Medicine

The LPN believes in being firm. Her daughter is five, and she doesn’t allow her to meet her gaze; she always stares back until the daughter looks away. Give ’em an inch and they’ll take a mile, she likes to say.

*

The woman in the next bed
moans all night: Help me, help me,
somebody, nurse.
The nurse steals in on stockinged feet.

*

When her four-year-old son was an infant, she would sit on him, straddling his tiny torso while her husband changed the diaper. They’re never too young to learn to lie still, she said.

*

In the woods behind the hospital,
trilliums bob in the sun, a white mirage.
The moss cracks open from lack of rain.

*

The 88-year-old great-grandmother looks on with an aching heart. Her mild suggestions carry little weight with her daughter or son-in-law, with her grandson or his wife the nurse. “They all talk to me like a child,” she tells us. “You’re the first people I’ve had an adult conversation with in months.”

*

Those clouds could be anything:
dogwood, hawthorn,
some wild cherry wrapped in caterpillar webs.

*

Expected to look after her great-grandchildren half the week, she tries to make them understand that love need not be accompanied by threats or a smothering embrace. When the four-year-old kicks her, much to his outraged surprise, she hits back.

*

On the abandoned farm, a lawn chair
still sits out under the apple tree.
Petals drift down between the slats.

*

Back in Pennsylvania for a rare visit, she apologizes for not doing a better job of staying in touch. “I’ve been so exhausted. I can’t remember the last time I got a good night’s sleep.”

*

Toothwort,
spleenwort,
bleeding-heart,
hepatica:
we might fall forever if not
for that net of roots.

8 Replies to “Medicine”

  1. I know. The great-grandmother is such a dear person, too, and very bright – and of course no children deserve a mother like that.

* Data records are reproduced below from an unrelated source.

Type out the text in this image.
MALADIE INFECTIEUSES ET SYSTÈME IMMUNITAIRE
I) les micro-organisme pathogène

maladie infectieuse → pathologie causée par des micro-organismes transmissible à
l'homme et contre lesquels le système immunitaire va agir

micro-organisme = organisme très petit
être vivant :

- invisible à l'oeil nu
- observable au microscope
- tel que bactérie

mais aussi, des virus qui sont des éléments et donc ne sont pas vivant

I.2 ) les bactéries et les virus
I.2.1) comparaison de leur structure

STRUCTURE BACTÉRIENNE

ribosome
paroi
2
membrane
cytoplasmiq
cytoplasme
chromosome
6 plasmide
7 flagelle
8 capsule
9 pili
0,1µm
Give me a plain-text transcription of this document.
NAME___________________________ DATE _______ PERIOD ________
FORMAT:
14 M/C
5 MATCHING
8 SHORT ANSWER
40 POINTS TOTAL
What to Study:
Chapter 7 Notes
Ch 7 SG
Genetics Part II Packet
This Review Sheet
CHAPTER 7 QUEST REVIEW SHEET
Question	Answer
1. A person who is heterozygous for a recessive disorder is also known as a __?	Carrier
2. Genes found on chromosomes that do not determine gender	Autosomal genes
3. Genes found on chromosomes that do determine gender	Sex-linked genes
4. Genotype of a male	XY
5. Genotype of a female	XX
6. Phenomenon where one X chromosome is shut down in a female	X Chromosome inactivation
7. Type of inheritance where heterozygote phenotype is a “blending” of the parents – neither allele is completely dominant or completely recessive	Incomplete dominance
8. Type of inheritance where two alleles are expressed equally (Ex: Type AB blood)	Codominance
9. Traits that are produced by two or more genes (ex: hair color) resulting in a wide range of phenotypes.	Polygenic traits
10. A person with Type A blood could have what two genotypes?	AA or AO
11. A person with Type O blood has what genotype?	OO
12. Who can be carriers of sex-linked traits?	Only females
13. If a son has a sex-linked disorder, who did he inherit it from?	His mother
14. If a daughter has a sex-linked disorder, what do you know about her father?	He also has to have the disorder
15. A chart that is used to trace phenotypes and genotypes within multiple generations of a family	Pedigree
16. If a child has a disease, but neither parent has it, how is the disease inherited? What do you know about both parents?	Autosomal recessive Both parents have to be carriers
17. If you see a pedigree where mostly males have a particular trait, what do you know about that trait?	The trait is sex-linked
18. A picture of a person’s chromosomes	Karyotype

  2. You know things are tough when the abondoned lawn chair stanza provides some comfort. I love the image of the petals falling through the slats.

    Reality hurts. There is at least some beauty amid the pain of describing it.

  3. Leslee, SB and Shai – Thanks for the comments.
    You know things are tough when the abondoned lawn chair stanza provides some comfort.
    I’m glad that’s how it reads. (I’m still pondering the Edenic myth of the Fall, I guess.)